各社の公式サイトのIR(投資家情報)ページにある「決算短信」や「決算説明会資料」で確認できます。業績予想の前提として「為替レート」「換算レート」といった項目を探してみてください。この記事で紹介した電線3社も、説明資料の業績予想ページや補足資料の増減要因ページに記載がありました。
まとめ——為替も「敵」ではなく「モノサシ」に
最後に、この記事のポイントを整理します。
- 円相場は162円台(日銀・東京市場7月6日)。FRBの統計で1971年からさかのぼると、今回の局面より前に162円台をつけたのは1986年12月が最後で、約39年半ぶり
- 背景には日米の政策金利差(約2.5〜2.75%ポイント)と、エネルギー輸入や対外投資といった構造要因がある——という構図が一般に語られる
- 「円だけ資産」への答えは日本株の中にもある。海外売上比率の高い株は、実質的に「世界で稼ぐ資産」
- 円安はセクターによって恩恵にも逆風にもなる。良い悪いではなく、自分のポートフォリオの傾きを知ることが目的
- 決算資料の想定為替レートと実勢の乖離、そして為替感応度が、円安の影響を自分で測るモノサシになる。電線3社の今期想定は3社とも1ドル=150円で、実勢とは約12円の開きがある
前編の金利記事では「金利は『敵』ではなく『モノサシ』」と書きました。為替も同じです。約39年半ぶりという数字はたしかにインパクトがありますが、予想も断定もできない為替を「怖いもの」として眺めるのではなく、想定為替レートや海外売上比率という具体的なモノサシに変えてしまえば、決算書を読む楽しみがひとつ増えます。

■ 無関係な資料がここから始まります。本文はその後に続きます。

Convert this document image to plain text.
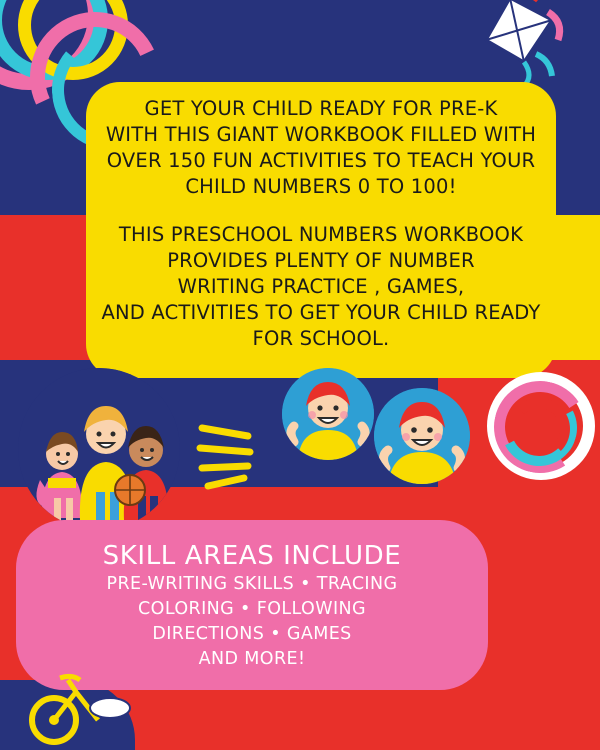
GET YOUR CHILD READY FOR PRE-K
WITH THIS GIANT WORKBOOK FILLED WITH
OVER 150 FUN ACTIVITIES TO TEACH YOUR
CHILD NUMBERS 0 TO 100!
THIS PRESCHOOL NUMBERS WORKBOOK
PROVIDES PLENTY OF NUMBER
WRITING PRACTICE , GAMES,
AND ACTIVITIES TO GET YOUR CHILD READY
FOR SCHOOL.
SKILL AREAS INCLUDE
PRE-WRITING SKILLS • TRACING
COLORING • FOLLOWING
DIRECTIONS • GAMES
AND MORE!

金利と為替。2つのモノサシを手に入れた今、あなたの保有銘柄の決算資料を、もう一度開いてみませんか。
免責事項
- 本記事は情報提供を目的としたものであり、特定の銘柄の売買を推奨するものではありません。投資の最終判断はご自身の責任でお願いします。
- 為替相場・株価の将来の動向を予想するものではありません。
- 記事中のデータの時点:円相場は日銀「外国為替市況」(2026年7月3日・7月6日)、歴史比較はFRBの統計(1971年〜のドル円データ)、日銀の政策金利は日銀公表文(2026年6月16日)、FRBの政策金利はFRB公式サイト(2026年7月7日確認)、企業の想定為替レート等は各社の2026年3月期決算説明資料・補足資料に基づきます。数値は今後変わる可能性があります。